Peristiwa tersebut terjadi pada Rabu (13/5/2026) dan pertama kali diketahui oleh seorang siswa kelas XI berinisial ST saat hendak mengonsumsi makanan yang diterimanya. Temuan itu kemudian menyebar di lingkungan sekolah dan menimbulkan keresahan di kalangan siswa maupun tenaga pendidik.
Berdasarkan informasi yang dihimpun, sekitar 100 paket makanan menjadi perhatian dalam kejadian tersebut. Namun dari jumlah itu, hanya tujuh paket yang dikabarkan sempat diganti oleh pihak penyedia makanan. Kondisi tersebut memunculkan pertanyaan mengenai mekanisme pengawasan kualitas makanan sebelum didistribusikan kepada siswa.
Ketua Aliansi Wartawan Pasundan (AWP), N. Nurhadi, menilai dugaan tersebut tidak boleh dianggap sepele karena berkaitan langsung dengan kesehatan dan keselamatan peserta didik sebagai penerima manfaat program MBG.

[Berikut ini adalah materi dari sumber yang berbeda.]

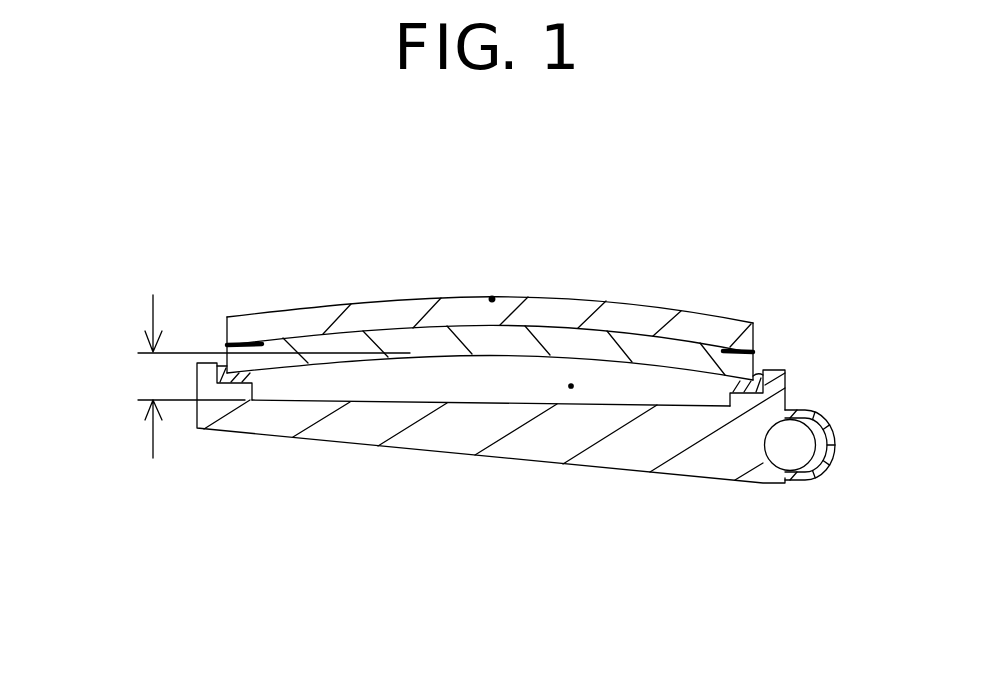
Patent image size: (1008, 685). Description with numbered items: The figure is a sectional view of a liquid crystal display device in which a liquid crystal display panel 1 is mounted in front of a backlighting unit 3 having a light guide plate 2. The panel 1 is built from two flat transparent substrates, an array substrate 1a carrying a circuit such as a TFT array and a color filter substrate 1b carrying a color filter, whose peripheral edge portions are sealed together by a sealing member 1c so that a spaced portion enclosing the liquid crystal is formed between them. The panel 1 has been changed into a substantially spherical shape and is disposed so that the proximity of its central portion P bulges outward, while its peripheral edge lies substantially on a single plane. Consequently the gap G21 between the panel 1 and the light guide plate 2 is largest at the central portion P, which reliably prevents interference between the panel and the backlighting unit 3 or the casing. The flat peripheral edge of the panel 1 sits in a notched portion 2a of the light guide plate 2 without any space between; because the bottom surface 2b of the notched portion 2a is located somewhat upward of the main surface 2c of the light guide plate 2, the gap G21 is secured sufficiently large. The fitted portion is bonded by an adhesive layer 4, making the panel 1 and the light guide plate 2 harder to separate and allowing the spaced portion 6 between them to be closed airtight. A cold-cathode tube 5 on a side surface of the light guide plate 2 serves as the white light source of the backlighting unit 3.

The liquid crystal display panel 1 is at (832, 162).
The array substrate 1a is at (657, 317).
The color filter substrate 1b is at (673, 352).
The sealing member 1c is at (732, 347).
The light guide plate 2 is at (683, 468).
The notched portion 2a is at (758, 373).
The bottom surface 2b is at (232, 370).
The main surface 2c is at (440, 402).
The backlighting unit 3 is at (773, 552).
The adhesive layer 4 is at (735, 418).
The cold-cathode tube 5 is at (783, 457).
The spaced portion 6 is at (571, 386).
The central portion P is at (492, 299).
The gap G21 is at (153, 382).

“Program MBG merupakan langkah positif dalam mendukung kebutuhan gizi anak sekolah. Namun jika ditemukan dugaan telur lalat pada makanan, maka hal ini harus menjadi evaluasi serius seluruh pihak terkait,” ujar Nurhadi, Kamis (14/5/2026).

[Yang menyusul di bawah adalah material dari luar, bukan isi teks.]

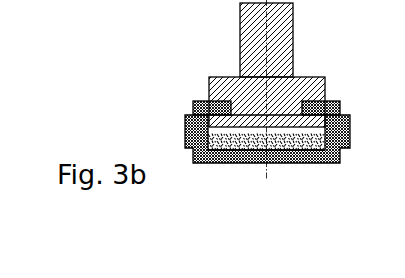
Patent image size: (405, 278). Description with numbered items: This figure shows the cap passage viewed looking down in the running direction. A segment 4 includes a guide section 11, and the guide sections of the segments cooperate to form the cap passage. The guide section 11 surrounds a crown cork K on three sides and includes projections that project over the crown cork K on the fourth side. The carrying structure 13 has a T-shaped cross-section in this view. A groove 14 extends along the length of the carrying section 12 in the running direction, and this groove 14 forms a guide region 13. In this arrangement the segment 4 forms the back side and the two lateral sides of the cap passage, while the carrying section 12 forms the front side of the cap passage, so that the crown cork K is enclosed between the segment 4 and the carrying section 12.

The segment 4 is at (180, 135).
The guide section 11 is at (222, 152).
The carrying section 12 is at (294, 48).
The carrying structure 13 is at (329, 91).
The groove 14 is at (218, 100).
The crown cork K is at (289, 156).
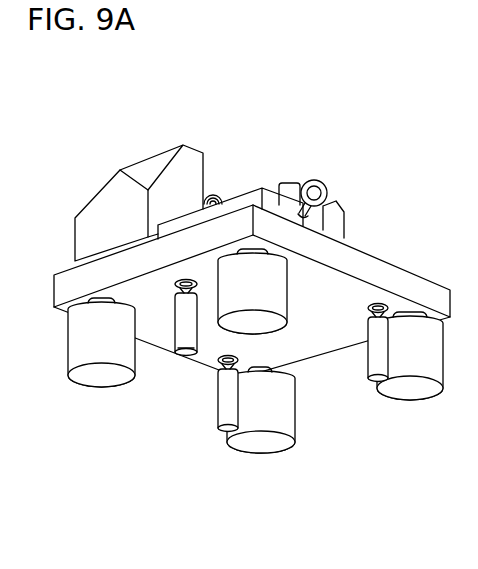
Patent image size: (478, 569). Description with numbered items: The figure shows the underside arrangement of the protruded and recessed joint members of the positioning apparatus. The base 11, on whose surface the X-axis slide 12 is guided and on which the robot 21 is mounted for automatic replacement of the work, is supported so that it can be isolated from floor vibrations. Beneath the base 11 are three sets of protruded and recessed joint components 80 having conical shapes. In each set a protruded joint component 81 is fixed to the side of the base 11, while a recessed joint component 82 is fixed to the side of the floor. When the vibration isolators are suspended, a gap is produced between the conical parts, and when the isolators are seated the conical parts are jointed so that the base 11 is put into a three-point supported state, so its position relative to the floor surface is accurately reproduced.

The base 11 is at (67, 279).
The X-axis slide 12 is at (133, 176).
The robot 21 is at (310, 179).
The protruded and recessed joint components 80 is at (299, 362).
The protruded joint component 81 is at (382, 306).
The recessed joint component 82 is at (188, 355).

Ia juga mempertanyakan standar higienitas dapur penyedia makanan, termasuk legalitas operasional vendor dan kepemilikan sertifikat laik higienis sanitasi. Menurutnya, keterbukaan informasi dari pihak penyedia sangat diperlukan untuk menjaga kepercayaan publik terhadap program pemerintah tersebut.
“Pengawasan tidak boleh hanya saat distribusi. Mulai dari proses pengolahan, pengemasan, hingga pengiriman makanan ke sekolah harus diawasi secara ketat. Jangan sampai program yang bertujuan baik justru menimbulkan keresahan di masyarakat,” tegasnya.
Hingga berita ini diturunkan, belum ada keterangan resmi dari pihak vendor penyedia MBG maupun instansi terkait mengenai dugaan ditemukannya telur lalat pada menu makanan di SMKN 1 Padaherang. Masyarakat pun berharap dilakukan evaluasi menyeluruh dan peningkatan pengawasan agar makanan yang diberikan kepada siswa benar-benar aman, sehat, dan layak konsumsi.